Blickling was where the Boleyn siblings’ lives probably began, the protective setting for their infant years, nestling in the broad, rolling landscape of Norfolk, circled by a wilderness of woodland sprinkled with myriad flowers such as bluebells, meadowsweet, loosestrife, and marsh orchids, and swept by the eastern winds. Norfolk was the land that shaped them, that remote corner of England that had grown prosperous through the wool-cloth trade, its chief city, Norwich—which lay just a few miles to the south—being second in size only to London in the Boleyns’ time. Norfolk also boasted more churches than any other English shire, miles of beautiful coastline and a countryside and waterways teeming with a wealth of wildlife. Here, at Blickling, nine miles from the sea, the Boleyn children took their first steps, learned early on that they had been born into an important and rising family, and began their first lessons.

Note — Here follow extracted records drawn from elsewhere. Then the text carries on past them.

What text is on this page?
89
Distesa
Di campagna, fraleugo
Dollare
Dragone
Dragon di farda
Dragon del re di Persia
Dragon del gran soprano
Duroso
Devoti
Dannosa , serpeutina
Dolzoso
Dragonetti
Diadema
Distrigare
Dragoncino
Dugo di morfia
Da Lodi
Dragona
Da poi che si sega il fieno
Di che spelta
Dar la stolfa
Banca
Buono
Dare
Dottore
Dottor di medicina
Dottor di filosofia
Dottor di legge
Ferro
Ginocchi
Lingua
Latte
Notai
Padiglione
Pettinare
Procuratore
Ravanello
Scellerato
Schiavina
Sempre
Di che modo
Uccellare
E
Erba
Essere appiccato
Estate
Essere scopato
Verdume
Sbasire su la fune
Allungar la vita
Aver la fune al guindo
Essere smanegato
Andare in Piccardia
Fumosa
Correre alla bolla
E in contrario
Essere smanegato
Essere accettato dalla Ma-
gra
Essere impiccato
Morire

Anne and George Boleyn were to take center-stage roles in the play of England’s history. By comparison, Mary was left in the wings, with fame and fortune always eluding her. Instead, she is remembered as an infamous whore. And yet, of those three Boleyn siblings, she was ultimately the luckiest, and the most happy.
This is Mary’s story.
Mary Boleyn has aptly been described as “a young lady of both breeding and lineage.”
1
She was born of a prosperous landed Norfolk family of the knightly class. The Boleyns, whom Anne Boleyn claimed were originally of French extraction, were settled at Salle, near Aylsham, before 1283, when the register of Walsingham Abbey records a John Boleyne living there,
2
but the family can be traced in Norfolk back to the reign of Henry II (1154–89).
3
The earliest Boleyn inscription in the Salle church is to John’s great-great-grandson, Thomas Boleyn, who died in 1411; he was the son of another John Boleyn and related to Ralph Boleyn, who was living in 1402. Several other early members of the family, including Mary’s great-great-grandparents, Geoffrey and Alice Boleyn, were buried in the Salle church, which is like a small cathedral, rising tall and stately in its perpendicular splendor in the flat Norfolk landscape. The prosperous village it once served,
which thrived upon the profitable wool trade with the Low Countries, has mostly disappeared.